John Hegarty was a big part of the reason I came to BBH. I hadn’t had a boss for a while, but figured if you’re going to HAVE a boss, John Hegarty might just be someone you could learn from. Well, I’ve learned many things from him, but I think the single most important thing was to always always always believe a great idea was just around the corner. That no problem or situation was too difficult that creativity couldn’t solve it.

I was asked to introduce John at his Hall of Fame induction, and of all the things I spoke about, the main thing I talked about was his optimism. He is probably the single most optimistic man I have ever been around. That optimism is infectious—and fundamental to any great creative pursuit. You have to believe something will come from nothing. FROM NOTHING! And you have to believe it every single day when the entire company is staring at you waiting for this brilliant idea you’re getting paid to come up with. You are basically making your living on that—on starting into the abyss believing at some point magic will happen. And if you don’t believe, it won’t. If you do, well, it still might not. But your odds are better. That’s true in creative direction of an idea, or leadership of a global company. John lives that as a creative leader. You could do worse.

RESILIENCE

So I did not have the great fun or advantage of seeing director Ed Wood in action. But in the biopic by Tim Burton, there’s a scene where Ed is on the phone, asking a producer what he thought of his last picture. We can’t hear the answer, but there is a pause where Ed’s face tells us that producer was wildly, scathingly, witheringly unimpressed. Ed registers the impact, takes a breath, twists up a grin and says, “Well—the next one will be much better!”

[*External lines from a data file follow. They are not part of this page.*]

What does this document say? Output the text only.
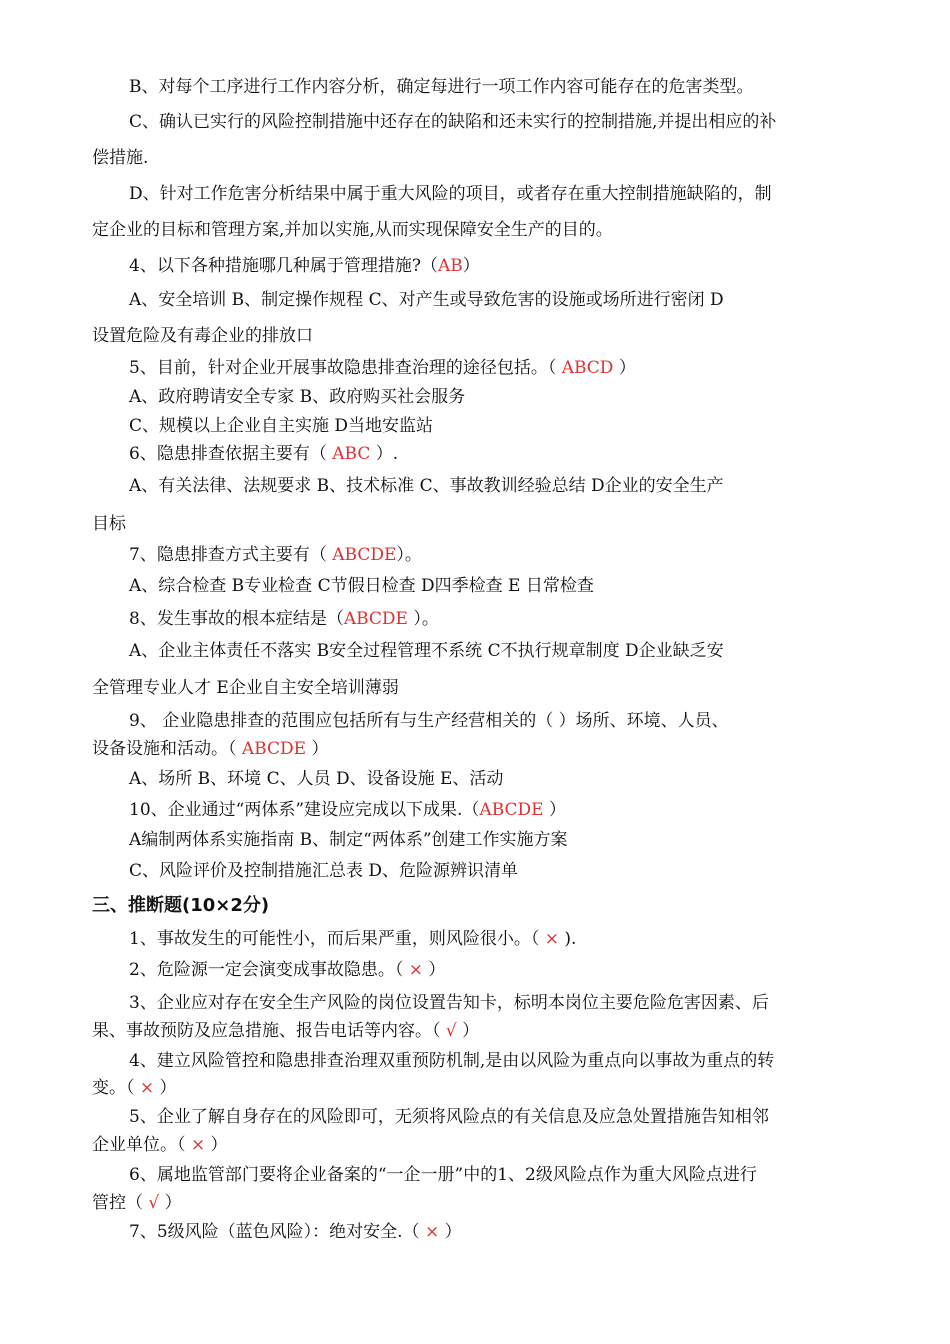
B、对每个工序进行工作内容分析，确定每进行一项工作内容可能存在的危害类型。
C、确认已实行的风险控制措施中还存在的缺陷和还未实行的控制措施,并提出相应的补
偿措施.
D、针对工作危害分析结果中属于重大风险的项目，或者存在重大控制措施缺陷的，制
定企业的目标和管理方案,并加以实施,从而实现保障安全生产的目的。
4、以下各种措施哪几种属于管理措施?（AB）
A、安全培训 B、制定操作规程 C、对产生或导致危害的设施或场所进行密闭 D
设置危险及有毒企业的排放口
5、目前，针对企业开展事故隐患排查治理的途径包括。（ ABCD ）
A、政府聘请安全专家 B、政府购买社会服务
C、规模以上企业自主实施 D当地安监站
6、隐患排查依据主要有（ ABC ）.
A、有关法律、法规要求 B、技术标准 C、事故教训经验总结 D企业的安全生产
目标
7、隐患排查方式主要有（ ABCDE）。
A、综合检查 B专业检查 C节假日检查 D四季检查 E 日常检查
8、发生事故的根本症结是（ABCDE ）。
A、企业主体责任不落实 B安全过程管理不系统 C不执行规章制度 D企业缺乏安
全管理专业人才 E企业自主安全培训薄弱
9、 企业隐患排查的范围应包括所有与生产经营相关的（ ）场所、环境、人员、
设备设施和活动。（ ABCDE ）
A、场所 B、环境 C、人员 D、设备设施 E、活动
10、企业通过“两体系”建设应完成以下成果.（ABCDE ）
A编制两体系实施指南 B、制定“两体系”创建工作实施方案
C、风险评价及控制措施汇总表 D、危险源辨识清单
三、推断题(10×2分)
1、事故发生的可能性小，而后果严重，则风险很小。（ × ).
2、危险源一定会演变成事故隐患。（ × ）
3、企业应对存在安全生产风险的岗位设置告知卡，标明本岗位主要危险危害因素、后
果、事故预防及应急措施、报告电话等内容。（ √ ）
4、建立风险管控和隐患排查治理双重预防机制,是由以风险为重点向以事故为重点的转
变。（ × ）
5、企业了解自身存在的风险即可，无须将风险点的有关信息及应急处置措施告知相邻
企业单位。（ × ）
6、属地监管部门要将企业备案的“一企一册”中的1、2级风险点作为重大风险点进行
管控（ √ ）
7、5级风险（蓝色风险）：绝对安全.（ × ）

Resilience. Everyone fails. Wieden+Kennedy has their famous “Fail Harder” motto and they’re, you know, WIEDEN+KENNEDY. No matter what happens, you have to twist up a grin, and set your mind that this won’t stop you. Because if you keep doing that, nothing ever will. The next one will be much better!

As I said earlier, I don’t think there is a single guidebook to creative leadership, any more than there being a single way to a creative idea. But you can pick and choose and steal from folks you respect, then express it the only way you know how, and I bet you’ll be just fine.

John Patroulis is the creative chairman of BBH New York.